Compton Beach is one of the Isle of Wight’s most photographed locations. Its west-facing bay draws photographers and tourists to the same moment: the sun dropping over the horizon, the cliffs at Freshwater Bay in deep shillouete, the sea flat and cooperative. These photographs were made from a different position entirely.
Below the View is a site-specific series of close geological studies made at the base of Compton’s eroding cliffs. Formations and patterns of compressed clay, sandstone, and ironstone that are changing not over geological time, but over months. Landslides occur seasonally. Sections disappear between visits. The beach that existed last year is different from the beach that exists today.

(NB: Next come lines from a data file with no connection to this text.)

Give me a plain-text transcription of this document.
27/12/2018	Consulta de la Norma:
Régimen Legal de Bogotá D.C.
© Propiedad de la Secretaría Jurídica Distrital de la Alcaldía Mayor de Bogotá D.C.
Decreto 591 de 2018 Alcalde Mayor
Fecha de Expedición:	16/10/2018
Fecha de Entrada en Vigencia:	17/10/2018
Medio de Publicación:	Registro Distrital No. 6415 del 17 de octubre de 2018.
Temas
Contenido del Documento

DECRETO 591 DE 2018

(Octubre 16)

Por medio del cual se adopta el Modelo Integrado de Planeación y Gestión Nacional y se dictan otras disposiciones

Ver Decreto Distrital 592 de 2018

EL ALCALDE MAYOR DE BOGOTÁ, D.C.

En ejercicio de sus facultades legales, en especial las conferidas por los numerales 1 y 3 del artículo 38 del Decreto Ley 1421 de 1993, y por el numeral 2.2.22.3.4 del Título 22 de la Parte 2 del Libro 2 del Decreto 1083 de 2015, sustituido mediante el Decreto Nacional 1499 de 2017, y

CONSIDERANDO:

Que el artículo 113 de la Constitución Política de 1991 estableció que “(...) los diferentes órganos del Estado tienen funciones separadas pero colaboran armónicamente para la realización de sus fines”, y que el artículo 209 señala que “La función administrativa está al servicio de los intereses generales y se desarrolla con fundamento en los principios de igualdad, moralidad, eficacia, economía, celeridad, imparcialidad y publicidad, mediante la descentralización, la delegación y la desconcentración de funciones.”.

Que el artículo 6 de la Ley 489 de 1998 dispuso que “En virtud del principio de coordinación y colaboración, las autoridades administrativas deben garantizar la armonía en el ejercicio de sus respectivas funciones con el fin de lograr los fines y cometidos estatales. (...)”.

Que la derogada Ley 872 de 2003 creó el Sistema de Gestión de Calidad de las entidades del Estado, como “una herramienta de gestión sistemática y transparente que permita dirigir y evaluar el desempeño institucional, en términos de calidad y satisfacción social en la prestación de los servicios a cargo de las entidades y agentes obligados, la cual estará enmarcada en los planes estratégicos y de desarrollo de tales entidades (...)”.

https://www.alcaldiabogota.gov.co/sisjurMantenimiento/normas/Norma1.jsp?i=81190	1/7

Most visitors do not notice. Attention, when it comes, arrives from above. From the cliff-top car park, from the coastal path running along the top of the cliffs, from the framing instinct that reaches automatically for the view. What lies below that instinct, the ochre ironstone fragmenting out of grey clay, the cracks in dried clay, the layered record of conditions that predate the Island itself, goes largely unseen.
These photographs ask for a different quality of attention. Abstract at first glance, they document what the eye skips past en route to the sunset: the specific, unrepeatable surface of a coastline in the process of becoming something else. None of these formations can be photographed again as they appear here. The cliffs have already moved on.
The edition limits on these prints are not a sales mechanic. They are a geological fact.